James Vince and Mohammad Nawaz knocked those off with three balls to spare, and a game that had looked like Lahore Qalandars’ at the halfway mark when they set 204 was wrenched out of their hands.

Roy made clear he meant business immediately and, in pursuit of an enormous target, that was precisely what the Gladiators needed. The cleanliness of the ball-striking was sensational, and the dazzling array of strokes he unleashed breathtaking. It might have been one of those YouTube compilations that try and capture a player in their most flattering light, but in this case, all of those strokes were coming in the same innings. A six and two fours off Shaheen Afridi in the first over signalled his intentions, and seven boundaries and three sixes off just his first 19 balls helped bring up a 20-ball half-century inside four overs. Ahsan Ali at the other end, with the best seat in the house, had faced just two balls till then, for one run.

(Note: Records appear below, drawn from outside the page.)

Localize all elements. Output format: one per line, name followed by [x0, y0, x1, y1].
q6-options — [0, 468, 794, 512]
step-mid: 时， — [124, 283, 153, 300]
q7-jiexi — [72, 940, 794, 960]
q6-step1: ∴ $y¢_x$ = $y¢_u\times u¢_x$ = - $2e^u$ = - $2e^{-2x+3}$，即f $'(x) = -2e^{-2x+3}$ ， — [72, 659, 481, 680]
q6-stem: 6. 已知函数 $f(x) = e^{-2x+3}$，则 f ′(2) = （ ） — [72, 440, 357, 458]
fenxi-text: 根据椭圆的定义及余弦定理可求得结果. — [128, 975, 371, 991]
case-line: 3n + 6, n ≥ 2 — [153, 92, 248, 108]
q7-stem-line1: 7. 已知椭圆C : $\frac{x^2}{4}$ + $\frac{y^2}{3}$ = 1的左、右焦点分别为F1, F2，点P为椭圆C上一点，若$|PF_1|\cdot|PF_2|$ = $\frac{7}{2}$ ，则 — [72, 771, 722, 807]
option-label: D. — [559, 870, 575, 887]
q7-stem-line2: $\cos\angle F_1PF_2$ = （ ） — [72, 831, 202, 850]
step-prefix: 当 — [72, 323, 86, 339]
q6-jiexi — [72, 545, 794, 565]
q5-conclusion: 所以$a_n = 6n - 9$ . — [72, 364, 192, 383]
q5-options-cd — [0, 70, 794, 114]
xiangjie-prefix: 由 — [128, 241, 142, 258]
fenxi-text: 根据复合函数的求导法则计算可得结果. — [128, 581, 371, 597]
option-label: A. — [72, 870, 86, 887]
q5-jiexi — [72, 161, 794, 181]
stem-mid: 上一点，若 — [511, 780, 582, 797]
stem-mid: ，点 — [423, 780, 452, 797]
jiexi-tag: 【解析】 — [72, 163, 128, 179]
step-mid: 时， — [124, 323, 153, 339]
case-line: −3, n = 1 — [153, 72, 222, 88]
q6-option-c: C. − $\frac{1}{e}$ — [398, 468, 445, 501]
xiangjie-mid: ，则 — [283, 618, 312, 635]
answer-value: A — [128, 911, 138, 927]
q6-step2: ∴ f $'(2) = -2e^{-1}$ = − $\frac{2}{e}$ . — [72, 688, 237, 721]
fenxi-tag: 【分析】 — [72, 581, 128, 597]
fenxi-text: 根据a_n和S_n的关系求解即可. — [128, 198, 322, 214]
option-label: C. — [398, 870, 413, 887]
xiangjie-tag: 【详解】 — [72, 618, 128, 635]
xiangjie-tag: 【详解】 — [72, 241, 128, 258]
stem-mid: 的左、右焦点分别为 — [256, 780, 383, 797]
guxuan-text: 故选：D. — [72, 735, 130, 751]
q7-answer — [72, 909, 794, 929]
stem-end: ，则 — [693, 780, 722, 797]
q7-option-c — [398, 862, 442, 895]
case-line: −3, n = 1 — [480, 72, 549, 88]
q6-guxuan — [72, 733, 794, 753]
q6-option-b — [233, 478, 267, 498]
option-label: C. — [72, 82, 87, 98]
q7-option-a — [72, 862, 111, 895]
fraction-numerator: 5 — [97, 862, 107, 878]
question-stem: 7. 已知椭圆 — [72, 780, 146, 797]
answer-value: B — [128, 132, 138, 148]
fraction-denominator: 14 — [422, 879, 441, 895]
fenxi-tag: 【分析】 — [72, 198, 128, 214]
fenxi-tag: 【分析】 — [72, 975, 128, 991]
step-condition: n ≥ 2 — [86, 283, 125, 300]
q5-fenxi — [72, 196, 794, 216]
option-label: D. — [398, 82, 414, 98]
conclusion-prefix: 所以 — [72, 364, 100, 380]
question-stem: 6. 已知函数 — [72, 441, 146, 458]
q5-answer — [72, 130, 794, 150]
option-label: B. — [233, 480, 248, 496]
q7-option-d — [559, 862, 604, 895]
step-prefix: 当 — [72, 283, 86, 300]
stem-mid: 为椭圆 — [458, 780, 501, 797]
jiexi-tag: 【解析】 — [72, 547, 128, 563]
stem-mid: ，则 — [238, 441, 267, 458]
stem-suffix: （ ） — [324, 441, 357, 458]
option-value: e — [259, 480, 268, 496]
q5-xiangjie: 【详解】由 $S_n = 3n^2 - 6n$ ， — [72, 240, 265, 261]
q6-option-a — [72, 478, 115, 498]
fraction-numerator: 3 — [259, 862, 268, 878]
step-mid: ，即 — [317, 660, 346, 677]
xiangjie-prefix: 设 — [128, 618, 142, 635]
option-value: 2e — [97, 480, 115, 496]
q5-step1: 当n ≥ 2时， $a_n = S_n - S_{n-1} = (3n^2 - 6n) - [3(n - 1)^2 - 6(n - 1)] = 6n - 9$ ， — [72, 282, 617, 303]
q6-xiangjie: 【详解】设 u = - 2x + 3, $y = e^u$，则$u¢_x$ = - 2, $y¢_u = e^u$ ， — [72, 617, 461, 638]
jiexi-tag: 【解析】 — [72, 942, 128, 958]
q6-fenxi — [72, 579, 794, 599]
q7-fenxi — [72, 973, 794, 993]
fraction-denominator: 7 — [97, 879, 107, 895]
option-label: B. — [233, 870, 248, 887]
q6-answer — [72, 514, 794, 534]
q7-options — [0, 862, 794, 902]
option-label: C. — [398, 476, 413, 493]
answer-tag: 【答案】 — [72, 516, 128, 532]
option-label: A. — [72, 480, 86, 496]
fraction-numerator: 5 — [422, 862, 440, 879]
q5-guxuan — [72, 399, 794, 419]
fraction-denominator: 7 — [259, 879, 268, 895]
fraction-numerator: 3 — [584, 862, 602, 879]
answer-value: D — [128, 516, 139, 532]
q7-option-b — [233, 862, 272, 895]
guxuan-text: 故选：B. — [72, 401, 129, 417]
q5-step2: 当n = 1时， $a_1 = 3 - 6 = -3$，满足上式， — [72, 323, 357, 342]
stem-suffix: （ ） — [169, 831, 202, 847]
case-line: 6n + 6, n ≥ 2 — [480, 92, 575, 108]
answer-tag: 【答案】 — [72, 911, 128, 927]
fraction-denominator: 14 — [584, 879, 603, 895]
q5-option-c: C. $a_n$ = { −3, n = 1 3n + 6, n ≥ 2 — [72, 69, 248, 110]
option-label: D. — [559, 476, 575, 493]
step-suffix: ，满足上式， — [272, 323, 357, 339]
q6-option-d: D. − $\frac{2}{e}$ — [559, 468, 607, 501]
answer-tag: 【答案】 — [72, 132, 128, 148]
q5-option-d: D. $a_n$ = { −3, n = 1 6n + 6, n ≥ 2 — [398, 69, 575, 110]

And Roy kept going. Even Rashid Khan, brought on to stem the bleeding, wasn’t spared, swept for six off his third delivery. He barely noticed when Ahsan Ali fell, or indeed that James Vince was at the other end, for Roy was batting at a level no one else had access to. Zaman Khan, Lahore hero the other night, was the whipping boy when Roy brought up his hundred with two devastating pick-ups over cow corner, the milestone coming in just 49 balls.

After he finally fell scooping one to short-fine leg off David Weise, the Qalandars sniffed a comeback, but simply too much damage had been done to roll back. Mohammad Nawaz and Vince picked up the odd boundary whenever they needed one, and despite a tight 18th over by Afridi, the Gladiators had margin for error. A classy drive over extra cover for six from Nawaz brought up the remarkable win and, predictably, it was Roy everyone went to congratulate first.

All of that utterly overshadowed a first innings where the Qalandars managed a superb rearguard after a scratchy first half to post 204. Fakhar Zaman held the innings together up front without quite breaking away like he has the tendency to, but much of the top five weren’t able to have anywhere near the same impact. Naseem Shah, Luke Wood and Ghulam Mudassar kept the batters on a leash, and when Phil Salt fell, the Qalandars were 124 for 5 with just 5.3 overs left.

A bit of acceleration from Fakhar brought up a 45-ball 70, but the real fireworks for his side would come in the form of a sixth-wicket stand between Wiese and Harry Brook. The last 20 balls went for 55 runs, 24 of them in one devastating Luke Wood 19th over, setting the Qalandars up for a total they hadn’t looked like getting near for much of the innings.

At that stage it appeared as if the trend of sides defending scores was destined to continue, and against most sides it might well have done. But on a humid Karachi night lit up by an Englishman’s brilliance, that streak would come to an end in sizzling style.